Weatherford News

Aspen Shelton brings home the gold, one stroke at a time

Though Aspen Shelton swims for AHS, she’s also a Fort Worth Area Swim Team (FAST) club team member and works out routinely as seen here.
Though Aspen Shelton swims for AHS, she’s also a Fort Worth Area Swim Team (FAST) club team member and works out routinely as seen here. Weatherford Star-Telegram

If ever there was proof of miracle, Aledo's Aspen Shelton might be it.

The 15-year-old swimmer from Aledo High School not only has a rock-solid GPA, she is a competitive athlete and has the personality to match. But what the sophomore doesn’t have is something most folks may take for granted - good eyesight.

Considered legally blind, Aspen is a USA Swimmer and a USA Paralympic S 12 American record holder in the 100 free-style, 50 backstroke and 100 backstroke. While swimming for AHS, she’s also a Fort Worth Area Swim Team (FAST) club team member.

Recently, Aspen competed in the Speedo Can/Am Para-Swimming Championship in Canada where she won six gold medals.

According to the USA Paralympic website Team USA racked up a total of 17 records over the weekend with 14 American and three Pan American records. The competition welcomed 160 of the world’s best athletes from more than 10 countries.

Shelton made her presence known by setting the American record in the women’s S12 100 and 400 freestyle. She continued with wins in the 50 and 200 freestyle as well aas the 100 breaststroke.

Aspen’s journey towards success into the pool began when she was just 18 months old, as a form of therapy. She was born a “micro preemie” weighing in at just 1 pound, 12 ounces.

“She’s my miracle,” her mom Vicki calls her.

It was around 37 weeks, while still in the hospital, that doctors discovered Aspen’s ocular issues and declared her to have Retinopathy Of Prematurity - ROP, Stage III and “plus disease.”

According to the National Eye Institute, ROP is a potentially blinding eye disorder that primarily affects premature infants weighing about 2¾ pounds (1250 grams) or less, that are born before 31 weeks of gestation. The smaller a baby is at birth, the more likely that baby is to develop ROP.

“Plus disease” means that the blood vessels of the retina have become enlarged and twisted, indicating a worsening of the disease. Treatment at this point has a good chance of preventing retinal detachment.

Vicki said she always suspected that Aspen would be declared legally blind as her eyesight was 20/400. Sure enough, in sixth grade, attending school in Keller at the time, news was indeed what they expected.

“We were told she was legally blind and that she would never drive a car,” Vicki said. “I kept thinking that this wasn’t real.
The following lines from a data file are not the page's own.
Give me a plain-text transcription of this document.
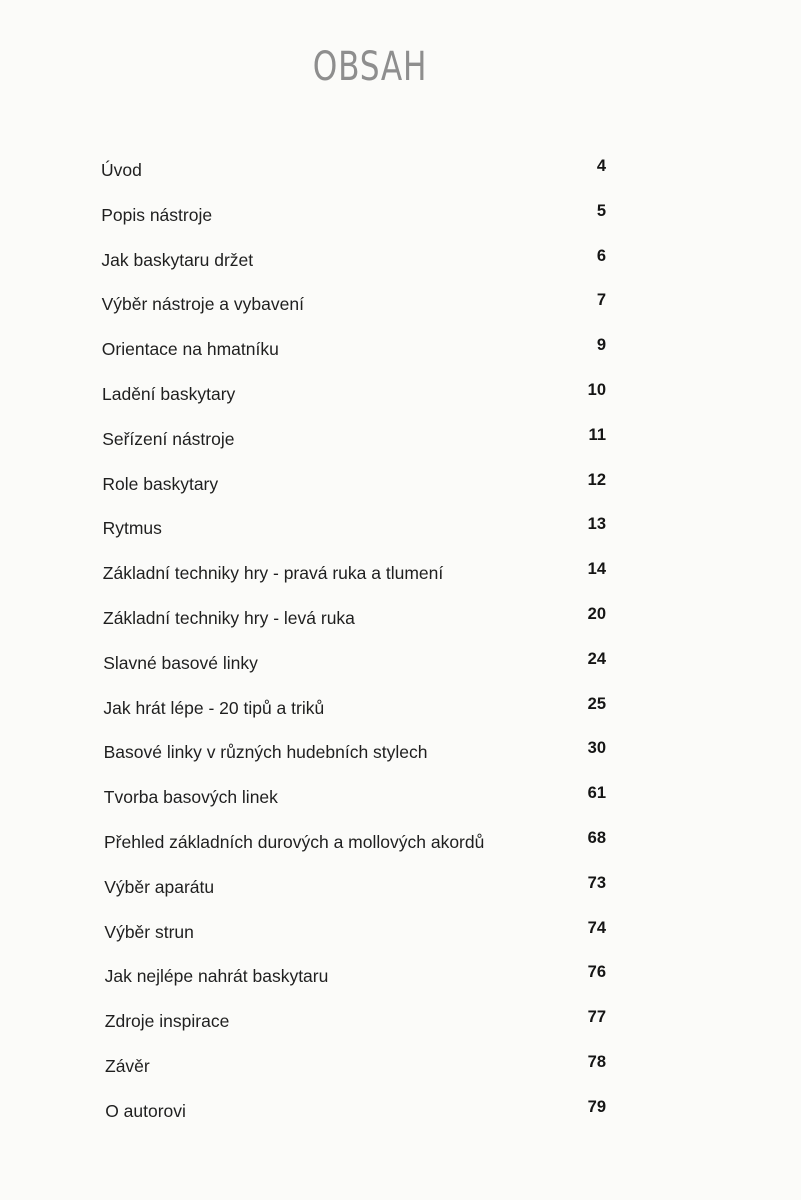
OBSAH
Úvod	4
Popis nástroje	5
Jak baskytaru držet	6
Výběr nástroje a vybavení	7
Orientace na hmatníku	9
Ladění baskytary	10
Seřízení nástroje	11
Role baskytary	12
Rytmus	13
Základní techniky hry - pravá ruka a tlumení	14
Základní techniky hry - levá ruka	20
Slavné basové linky	24
Jak hrát lépe - 20 tipů a triků	25
Basové linky v různých hudebních stylech	30
Tvorba basových linek	61
Přehled základních durových a mollových akordů	68
Výběr aparátu	73
Výběr strun	74
Jak nejlépe nahrát baskytaru	76
Zdroje inspirace	77
Závěr	78
O autorovi	79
So we just choose not to believe it.”

It wasn’t until the ninth grade it became “real” Vicki said.

“Her peripheral vision was like looking through a straw,” Vicki added. “No matter how much I denied it, it didn’t make it go away.”

Like a fish in water

Along her journey, Aspen’s spirits remained high.
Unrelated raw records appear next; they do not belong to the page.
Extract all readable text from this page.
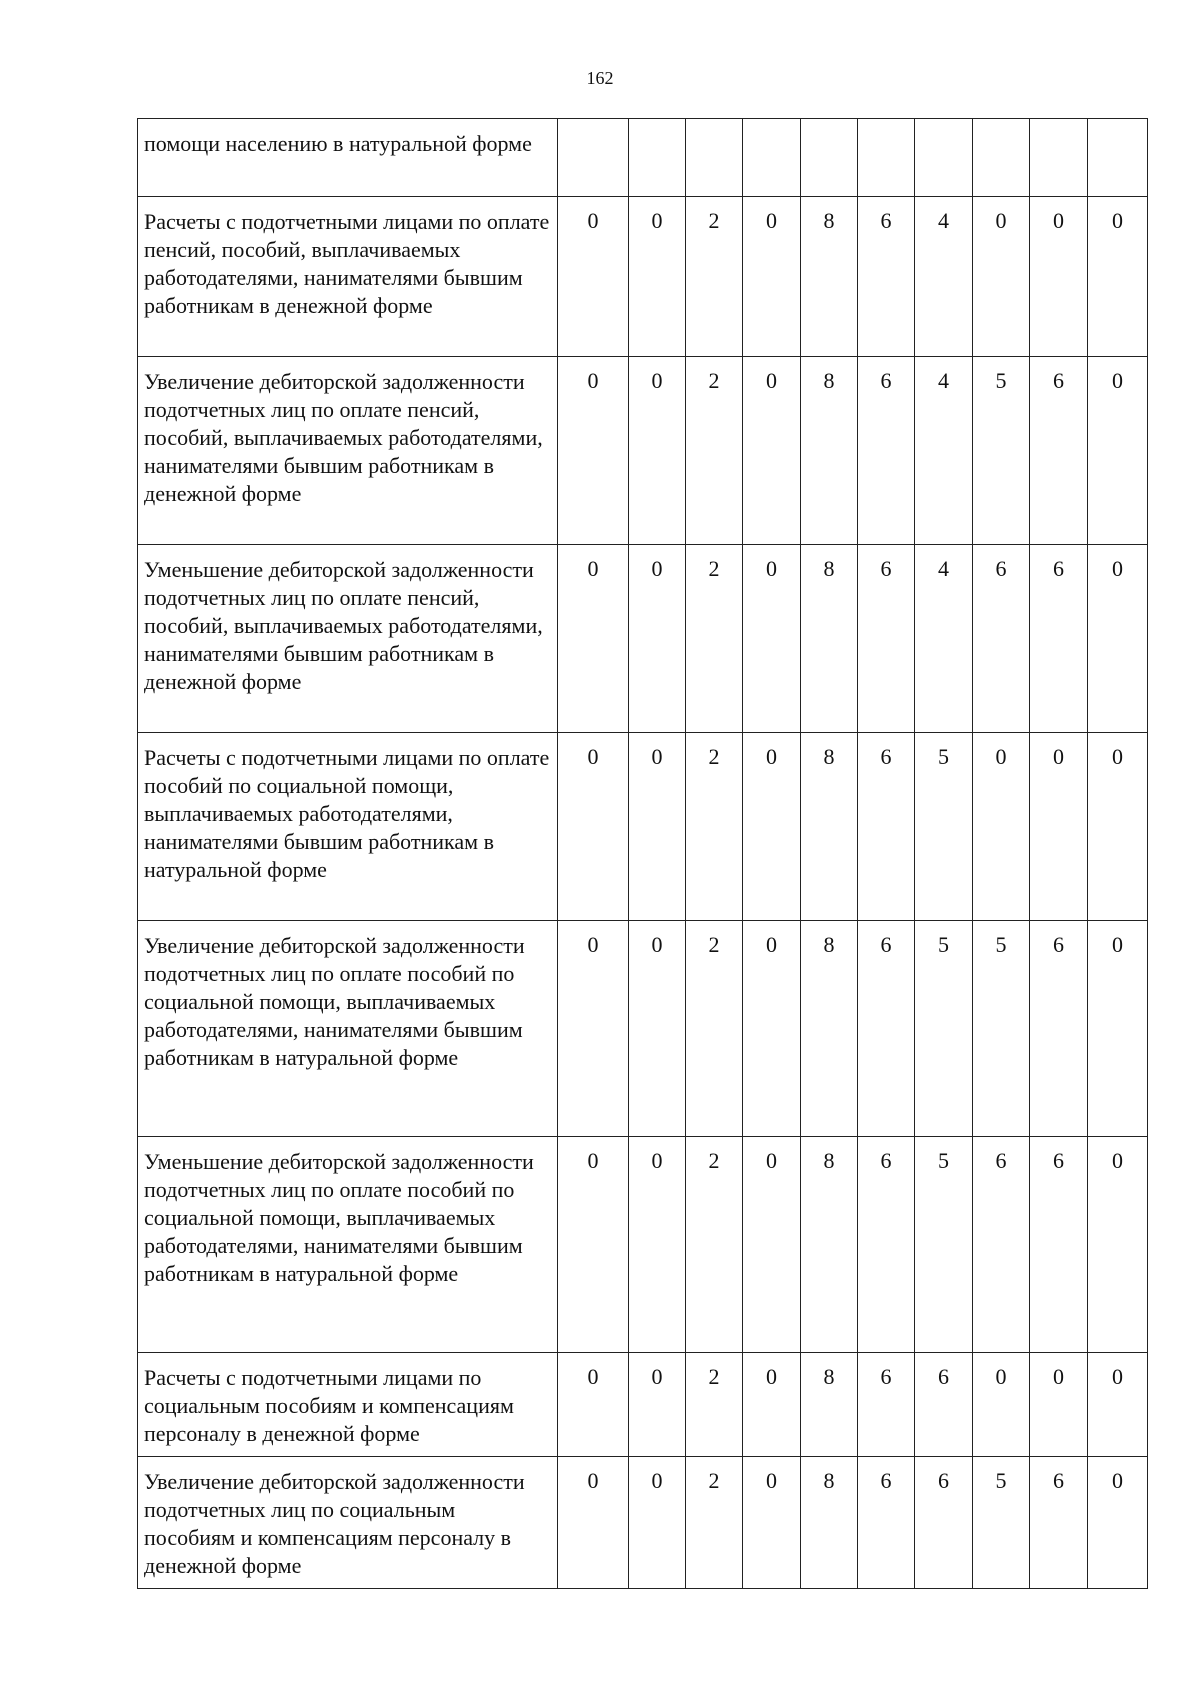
162
помощи населению в натуральной форме										
Расчеты с подотчетными лицами по оплате пенсий, пособий, выплачиваемых работодателями, нанимателями бывшим работникам в денежной форме	0	0	2	0	8	6	4	0	0	0
Увеличение дебиторской задолженности подотчетных лиц по оплате пенсий, пособий, выплачиваемых работодателями, нанимателями бывшим работникам в денежной форме	0	0	2	0	8	6	4	5	6	0
Уменьшение дебиторской задолженности подотчетных лиц по оплате пенсий, пособий, выплачиваемых работодателями, нанимателями бывшим работникам в денежной форме	0	0	2	0	8	6	4	6	6	0
Расчеты с подотчетными лицами по оплате пособий по социальной помощи, выплачиваемых работодателями, нанимателями бывшим работникам в натуральной форме	0	0	2	0	8	6	5	0	0	0
Увеличение дебиторской задолженности подотчетных лиц по оплате пособий по социальной помощи, выплачиваемых работодателями, нанимателями бывшим работникам в натуральной форме	0	0	2	0	8	6	5	5	6	0
Уменьшение дебиторской задолженности подотчетных лиц по оплате пособий по социальной помощи, выплачиваемых работодателями, нанимателями бывшим работникам в натуральной форме	0	0	2	0	8	6	5	6	6	0
Расчеты с подотчетными лицами по социальным пособиям и компенсациям персоналу в денежной форме	0	0	2	0	8	6	6	0	0	0
Увеличение дебиторской задолженности подотчетных лиц по социальным пособиям и компенсациям персоналу в денежной форме	0	0	2	0	8	6	6	5	6	0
“It’s okay,” Aspen said. “You have to look at life optimistically. I’m happy with what I have.”

It was that persistence, and a love for competitive swimming, that made Aspen’s sight 20/20.

“I started swimming at Emler when I was 6 years old and competitively since 9; I’ve just kept going,” she said.

Aspen has always competed against “able bodies,” said Vickie.

“We put her in the mainstream; we didn’t let her think she was different,” Vicki said. “The only thing she wasn’t allowed to do was play contact sports for obvious reasons.”

It was during her freshman year she heard of the Paralympic movement and a 15-year-old swimmer for Georgia, Hermes McClain, who had a similar disability and was competing in the pool.

“We got interested,” Vicki said. “We were watching some of their swim times and felt like Aspen could compete.”

In fact, had Aspen been able to compete in Rio de Janeiro, she would've walked away with a silver medal.

“It’s not easy to qualify for the Paralympics,” Vicki said. “You have to have medical documentation and get several tests to show what your vision is. It took us a year and lots of paperwork.”

Before the Paralympic team headed off to Rio to compete, Aspen was invited to Houston to meet the team, and see them off.

“It was so cool,” Aspen said. “It was so much fun.”

Like most dedicated athletes, Aspen swims almost everyday. Since AHS doesn’t have a natatorium, the teen has to be ferried to Fort Worth every day to workout at Tarrant County College's South Campus, sometimes twice a day.

Aspen said it’s fun but some mornings it’s hard to get up.

“She’s very focused,” said Kim Dorsey, AHS swim coach. “She’s very fun to watch. I’m impressed with her motivation and dedication, as anyone would be, with or without a disability.”

In four years, the Paralympic team will be headed to Tokyo. Aspen’s sights are set on taking the medal stand at 19.

“It’d be a dream come true,” Aspen said “It’d be a wonderful opportunity to represent the USA.”